ČEZ ends Albanian episode and turns back on Balkans

Photo: ČTK

Czech power company ČEZ has paid a price for drawing a line under its Albanian episode and is now looking away from the Balkans and to countries closer to home as the target for its future investment targets.

Photo: ČTK
As the proverb goes ‘a bird in the hand is worth two in the bush.’ That’s the basic logic with which almost 70 percent state controlled power company ČEZ has closed its unhappy investment chapter in Albania.

Where some feared to tread, ČEZ bought up a 76 percent stake in Albania’s sole electricity distributor in 2009, albeit with some assurances from the World Bank that it would intervene if things turned sour.

Things did indeed turn sour through 2012 as electricity distributor ČEZ Shperndarje clashed with the country’s main state-owned electricity producer KESH over the price hikes it demanded for its power while the country’s energy regulator turned the screws on the raises that ČEZ could pass onto final consumers. The unhappy result was that ČEZ Shperndarje was making a loss on every kilowatt of power it sold. Bigger losses were of course incurred from the not unsubstantial amounts of electricity that were stolen direct from the grid in one of Europe’s poorest countries.

The energy regulator stepped in dramatically at the start of 2013 by removing ČEZ Shperndarje’s distribution licence and the company was effectively taken over by the state. The World Bank guarantees somehow did not come into play and so the long path of international arbitration proceedings was launched by ČEZ to get its initial investment of around 100 million euros back as well as the sizeable sums invested in the following years.

The dispute threatened to take on an international dimension with Prague making threats to block Albania’s moves to become an official candidate country for entry into the European Union if the ČEZ dispute was not resolved. Albania was officially ushered into the EU waiting room by European foreign ministers on Tuesday. The preliminary settlement announced that same day means that ČEZ will get back its investment though not much more. In fact, instead of the 5 billion crowns that

Czech bosses had at some stages talked about recuperating, the claw back sum will be a much smaller amount of around 3 billion crowns. The main merit of the deal is that the cash will be paid out over the following four years and a long drawn out arbitration is avoided. ČEZ also removes, albeit at some cost, one uncomfortable issue ahead of its general meeting on Friday cleared up. Finance minister Andrej Babiš has been breathing down the necks of bosses of the state-controlled power giant with criticism over past investments, in particular the Balkans episodes.

ČEZ boss Daniel Beneš defended the settlement and initial investment in the columns of the Czech business daily Hospodářské Noviny on Wednesday. Electricity sales were at one stage rising by 5 percent annually in Albania with the country gradually putting in place European corporate and regulatory rules, he said. The economic downturn meant though that that positive script had to be recast.
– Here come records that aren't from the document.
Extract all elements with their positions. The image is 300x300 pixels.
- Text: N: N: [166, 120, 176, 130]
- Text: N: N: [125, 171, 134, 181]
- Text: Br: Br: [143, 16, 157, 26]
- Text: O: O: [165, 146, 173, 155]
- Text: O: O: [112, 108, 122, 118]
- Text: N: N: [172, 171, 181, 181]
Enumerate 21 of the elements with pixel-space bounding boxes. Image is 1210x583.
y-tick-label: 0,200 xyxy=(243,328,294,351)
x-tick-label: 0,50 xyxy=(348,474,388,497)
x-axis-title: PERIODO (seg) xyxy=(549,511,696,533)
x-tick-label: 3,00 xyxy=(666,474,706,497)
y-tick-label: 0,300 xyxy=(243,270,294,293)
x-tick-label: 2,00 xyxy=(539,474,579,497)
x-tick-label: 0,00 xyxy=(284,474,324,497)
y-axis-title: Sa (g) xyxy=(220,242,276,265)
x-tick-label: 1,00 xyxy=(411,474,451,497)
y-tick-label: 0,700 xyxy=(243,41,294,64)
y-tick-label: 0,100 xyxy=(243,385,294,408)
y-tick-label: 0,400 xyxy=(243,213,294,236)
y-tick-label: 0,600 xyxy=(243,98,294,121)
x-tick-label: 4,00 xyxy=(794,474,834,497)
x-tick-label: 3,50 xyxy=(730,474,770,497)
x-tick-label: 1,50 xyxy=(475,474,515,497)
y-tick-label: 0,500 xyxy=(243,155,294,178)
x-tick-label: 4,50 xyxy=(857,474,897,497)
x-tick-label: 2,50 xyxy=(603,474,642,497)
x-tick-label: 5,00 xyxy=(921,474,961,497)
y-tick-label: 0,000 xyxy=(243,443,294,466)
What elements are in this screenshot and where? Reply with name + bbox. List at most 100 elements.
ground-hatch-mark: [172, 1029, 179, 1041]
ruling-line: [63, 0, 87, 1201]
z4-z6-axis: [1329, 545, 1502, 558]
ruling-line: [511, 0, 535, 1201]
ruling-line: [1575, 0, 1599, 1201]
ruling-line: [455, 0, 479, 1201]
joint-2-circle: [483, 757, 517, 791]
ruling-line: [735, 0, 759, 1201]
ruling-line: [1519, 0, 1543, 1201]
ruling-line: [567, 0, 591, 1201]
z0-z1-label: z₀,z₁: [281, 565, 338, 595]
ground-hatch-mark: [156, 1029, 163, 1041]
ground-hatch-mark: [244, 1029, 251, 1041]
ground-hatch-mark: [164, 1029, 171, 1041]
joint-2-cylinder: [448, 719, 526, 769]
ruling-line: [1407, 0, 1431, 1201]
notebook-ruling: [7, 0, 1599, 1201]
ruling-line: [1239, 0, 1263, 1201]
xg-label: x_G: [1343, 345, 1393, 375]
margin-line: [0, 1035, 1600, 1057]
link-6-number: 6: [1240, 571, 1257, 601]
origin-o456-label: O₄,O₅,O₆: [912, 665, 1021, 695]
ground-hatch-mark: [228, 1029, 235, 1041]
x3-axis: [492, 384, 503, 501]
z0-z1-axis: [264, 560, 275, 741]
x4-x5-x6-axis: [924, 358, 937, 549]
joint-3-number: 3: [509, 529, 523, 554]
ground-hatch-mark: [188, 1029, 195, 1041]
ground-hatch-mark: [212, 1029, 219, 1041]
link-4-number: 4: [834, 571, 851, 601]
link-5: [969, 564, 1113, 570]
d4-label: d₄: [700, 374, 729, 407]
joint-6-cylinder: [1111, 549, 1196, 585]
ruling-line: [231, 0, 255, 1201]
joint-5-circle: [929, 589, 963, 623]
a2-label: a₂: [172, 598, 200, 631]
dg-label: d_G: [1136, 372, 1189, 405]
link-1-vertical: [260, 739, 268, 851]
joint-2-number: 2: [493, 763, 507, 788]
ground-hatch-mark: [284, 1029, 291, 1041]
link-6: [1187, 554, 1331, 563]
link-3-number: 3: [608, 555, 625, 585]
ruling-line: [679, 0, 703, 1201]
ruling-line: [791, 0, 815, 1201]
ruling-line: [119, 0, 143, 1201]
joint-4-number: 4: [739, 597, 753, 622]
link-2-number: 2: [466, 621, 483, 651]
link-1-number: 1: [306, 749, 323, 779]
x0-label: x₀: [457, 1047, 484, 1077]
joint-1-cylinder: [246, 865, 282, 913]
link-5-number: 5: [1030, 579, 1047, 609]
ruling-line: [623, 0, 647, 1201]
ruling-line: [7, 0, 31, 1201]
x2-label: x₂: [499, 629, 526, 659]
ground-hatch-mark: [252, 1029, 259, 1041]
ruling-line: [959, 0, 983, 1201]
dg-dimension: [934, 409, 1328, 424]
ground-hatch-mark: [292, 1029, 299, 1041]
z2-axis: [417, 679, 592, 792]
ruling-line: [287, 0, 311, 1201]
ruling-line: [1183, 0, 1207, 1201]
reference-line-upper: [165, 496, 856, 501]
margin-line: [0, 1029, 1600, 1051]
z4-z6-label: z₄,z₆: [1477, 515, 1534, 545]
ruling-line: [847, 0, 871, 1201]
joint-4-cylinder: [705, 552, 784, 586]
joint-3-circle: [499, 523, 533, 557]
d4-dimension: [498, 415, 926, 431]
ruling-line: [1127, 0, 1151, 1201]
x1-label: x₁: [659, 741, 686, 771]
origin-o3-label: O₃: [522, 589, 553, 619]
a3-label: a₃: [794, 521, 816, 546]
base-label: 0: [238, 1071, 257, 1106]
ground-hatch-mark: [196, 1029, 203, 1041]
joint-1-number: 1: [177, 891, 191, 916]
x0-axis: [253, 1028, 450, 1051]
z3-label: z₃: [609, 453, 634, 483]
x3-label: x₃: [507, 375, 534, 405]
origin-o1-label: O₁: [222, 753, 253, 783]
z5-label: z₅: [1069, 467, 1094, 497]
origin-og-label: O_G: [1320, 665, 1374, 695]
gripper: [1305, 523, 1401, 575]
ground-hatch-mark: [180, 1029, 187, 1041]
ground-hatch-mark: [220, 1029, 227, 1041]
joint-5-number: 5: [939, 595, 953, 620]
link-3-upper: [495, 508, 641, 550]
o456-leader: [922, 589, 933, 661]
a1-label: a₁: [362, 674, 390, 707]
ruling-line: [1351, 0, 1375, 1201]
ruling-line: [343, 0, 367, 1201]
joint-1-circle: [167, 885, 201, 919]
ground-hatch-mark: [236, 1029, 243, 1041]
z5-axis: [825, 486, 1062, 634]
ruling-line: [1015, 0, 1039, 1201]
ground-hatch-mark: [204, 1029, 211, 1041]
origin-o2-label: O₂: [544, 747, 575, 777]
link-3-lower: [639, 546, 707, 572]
After similar bad experiences with regulators and governments in Bulgaria and ongoing problems with the return on its massive wind farms in Romania, Beneš says ČEZ is now ready to turn its back new investments in the Balkans. Instead it is looking to Poland and Germany and maybe even Slovakia. There are rumours that Italian power giant ENEL might soon opt to sell its 66 percent stake in dominant Slovak electricity producer Slovenské Elektrárne.

Beneš and other ČEZ bosses have often admitted that the company’s biggest mistake was not to bid for the Slovak company when it came up for sale eight years ago. But the Slovak power company, in which the Slovak state still has a third share, would be an ambitious acquisition even at the best of times.